Dakwahnya tidak keras, tapi mengena.
Ia dikenal menyatu dengan masyarakat, mengajarkan Islam melalui keteladanan, kasih sayang, dan welas asih.
“Beliau sering membantu masyarakat tanpa pamrih,” lanjut Surakso Pandi.
“Kalau ada yang sakit, didoakan. Kalau ada yang lapar, diberi makan.

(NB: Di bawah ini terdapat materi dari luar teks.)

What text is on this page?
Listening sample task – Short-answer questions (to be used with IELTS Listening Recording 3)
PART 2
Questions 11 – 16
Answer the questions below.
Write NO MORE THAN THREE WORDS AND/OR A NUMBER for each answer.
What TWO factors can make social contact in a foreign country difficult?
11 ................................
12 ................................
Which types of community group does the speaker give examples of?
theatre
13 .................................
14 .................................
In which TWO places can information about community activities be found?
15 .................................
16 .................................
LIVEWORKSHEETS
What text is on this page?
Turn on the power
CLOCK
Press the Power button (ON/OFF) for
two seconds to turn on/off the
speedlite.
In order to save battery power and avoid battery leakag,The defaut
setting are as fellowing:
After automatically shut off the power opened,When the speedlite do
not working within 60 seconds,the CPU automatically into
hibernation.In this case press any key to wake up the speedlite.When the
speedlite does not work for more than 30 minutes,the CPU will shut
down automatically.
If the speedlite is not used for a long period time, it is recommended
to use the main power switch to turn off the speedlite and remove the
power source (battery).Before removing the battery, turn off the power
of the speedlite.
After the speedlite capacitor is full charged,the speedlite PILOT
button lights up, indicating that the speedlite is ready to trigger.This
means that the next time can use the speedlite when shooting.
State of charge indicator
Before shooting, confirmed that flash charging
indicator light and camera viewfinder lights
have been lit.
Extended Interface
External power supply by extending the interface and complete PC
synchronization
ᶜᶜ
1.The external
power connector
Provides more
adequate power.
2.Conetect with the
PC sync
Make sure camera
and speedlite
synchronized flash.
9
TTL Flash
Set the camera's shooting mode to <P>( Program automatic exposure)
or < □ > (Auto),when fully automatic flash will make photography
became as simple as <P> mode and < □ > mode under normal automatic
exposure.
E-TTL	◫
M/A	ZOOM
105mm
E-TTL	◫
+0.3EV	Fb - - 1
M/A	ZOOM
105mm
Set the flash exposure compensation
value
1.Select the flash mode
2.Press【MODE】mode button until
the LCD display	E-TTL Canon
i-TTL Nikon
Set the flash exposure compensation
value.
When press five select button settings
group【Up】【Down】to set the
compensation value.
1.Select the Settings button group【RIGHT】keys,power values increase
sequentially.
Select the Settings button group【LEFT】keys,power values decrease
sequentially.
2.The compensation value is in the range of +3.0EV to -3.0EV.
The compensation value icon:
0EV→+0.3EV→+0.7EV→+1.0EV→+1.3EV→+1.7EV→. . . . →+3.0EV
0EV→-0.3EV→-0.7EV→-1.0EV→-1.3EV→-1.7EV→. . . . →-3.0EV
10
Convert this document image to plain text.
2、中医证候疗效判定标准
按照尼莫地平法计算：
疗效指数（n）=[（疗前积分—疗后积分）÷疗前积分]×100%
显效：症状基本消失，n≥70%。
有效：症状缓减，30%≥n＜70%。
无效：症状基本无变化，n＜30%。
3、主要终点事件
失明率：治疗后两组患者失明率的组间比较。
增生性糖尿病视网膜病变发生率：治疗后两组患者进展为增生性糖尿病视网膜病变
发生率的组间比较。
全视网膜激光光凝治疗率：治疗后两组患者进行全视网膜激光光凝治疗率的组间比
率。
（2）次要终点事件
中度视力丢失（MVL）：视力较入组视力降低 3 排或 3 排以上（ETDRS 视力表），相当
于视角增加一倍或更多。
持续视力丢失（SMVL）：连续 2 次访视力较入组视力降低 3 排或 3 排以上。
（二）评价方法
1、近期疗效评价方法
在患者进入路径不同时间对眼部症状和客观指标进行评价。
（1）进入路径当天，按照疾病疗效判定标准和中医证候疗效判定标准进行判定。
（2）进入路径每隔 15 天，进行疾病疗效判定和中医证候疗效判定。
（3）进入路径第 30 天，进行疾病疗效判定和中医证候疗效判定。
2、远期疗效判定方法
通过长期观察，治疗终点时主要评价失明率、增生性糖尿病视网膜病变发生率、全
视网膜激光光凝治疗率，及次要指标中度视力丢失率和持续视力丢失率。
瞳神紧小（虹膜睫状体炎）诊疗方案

Padahal beliau sendiri hidup sangat sederhana.”
Pelita Umat di Pesisir Selatan
Bagi masyarakat sekitar Parangtritis, Syekh Bela Belu bukan hanya guru ruhani, tetapi juga pelindung yang tak kasat mata.
Ia disebut-sebut mampu menenangkan badai, menolak pagebluk, dan memberi keberkahan bagi siapa pun yang tulus berdoa di makamnya.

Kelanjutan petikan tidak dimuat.